Should you work to improve the things you suck at?
I realized mid-career that I didn’t like managing. I simply expected everyone to do things with a commitment to excellence and was surprised that benign neglect failed to inspire great results. So I started reading books like The One Minute Manager and Who Moved My Cheese? and guess what? I became an educated but still sucky manager. As I emulated the methods of various management gurus, I discovered this aphorism, courtesy of Peter Drucker.
“It takes far less energy to move from first-rate performance to excellence than it does to move from incompetence to mediocrity.”
I was assiduously working my way toward mediocrity. I decided to shift that effort to doing what I was really good at, and fill the void with someone who was a first-rate manager. In so doing, I learned not about management, but about leadership.

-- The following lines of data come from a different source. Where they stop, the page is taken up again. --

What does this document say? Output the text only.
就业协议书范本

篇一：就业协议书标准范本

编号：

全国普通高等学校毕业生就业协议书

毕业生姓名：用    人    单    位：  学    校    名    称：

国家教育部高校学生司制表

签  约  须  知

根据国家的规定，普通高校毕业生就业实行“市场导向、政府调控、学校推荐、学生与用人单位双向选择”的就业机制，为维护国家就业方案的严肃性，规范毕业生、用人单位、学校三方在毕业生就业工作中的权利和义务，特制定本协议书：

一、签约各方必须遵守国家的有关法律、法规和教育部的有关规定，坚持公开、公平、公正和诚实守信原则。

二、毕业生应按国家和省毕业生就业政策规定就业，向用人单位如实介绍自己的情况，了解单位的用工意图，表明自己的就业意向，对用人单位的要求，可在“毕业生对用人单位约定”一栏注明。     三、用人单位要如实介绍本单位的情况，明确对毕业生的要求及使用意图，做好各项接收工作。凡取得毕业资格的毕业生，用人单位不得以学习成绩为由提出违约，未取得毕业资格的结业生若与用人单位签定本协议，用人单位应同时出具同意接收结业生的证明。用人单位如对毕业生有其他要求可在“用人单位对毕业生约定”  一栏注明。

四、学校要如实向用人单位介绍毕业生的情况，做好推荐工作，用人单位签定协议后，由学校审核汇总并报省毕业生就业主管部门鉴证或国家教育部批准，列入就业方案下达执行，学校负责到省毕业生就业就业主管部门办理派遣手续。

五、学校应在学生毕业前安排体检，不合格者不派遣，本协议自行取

Companies that emphasize performance management tend to focus on identifying and shoring up employees’ deficits, rather than “making their strengths effective and their weaknesses irrelevant” (another Druckerism.) This “areas-for-improvement” approach just reinforces the already common female belief that in order to succeed, she has to be better than everyone at everything. Men, on the other hand, know from their sports experience that they only have to be awesome at the position they play. If the other players do the same, they will all come out on top.
In fact, the real value in identifying what you suck at, is knowing how to collect your complementary talent as you encounter it. When you get to the top, it’s the team you’ve assembled that will ensure your success. How many new CEO’s immediately empty the executive ranks and bring in their own teams? They want people whom they know will cover their deficits and help them tackle a broad array of responsibilities.
So, identify your outstanding strengths early and focus on turning them into superpowers. Identify your weaknesses, too and focus on building the team that makes them irrelevant.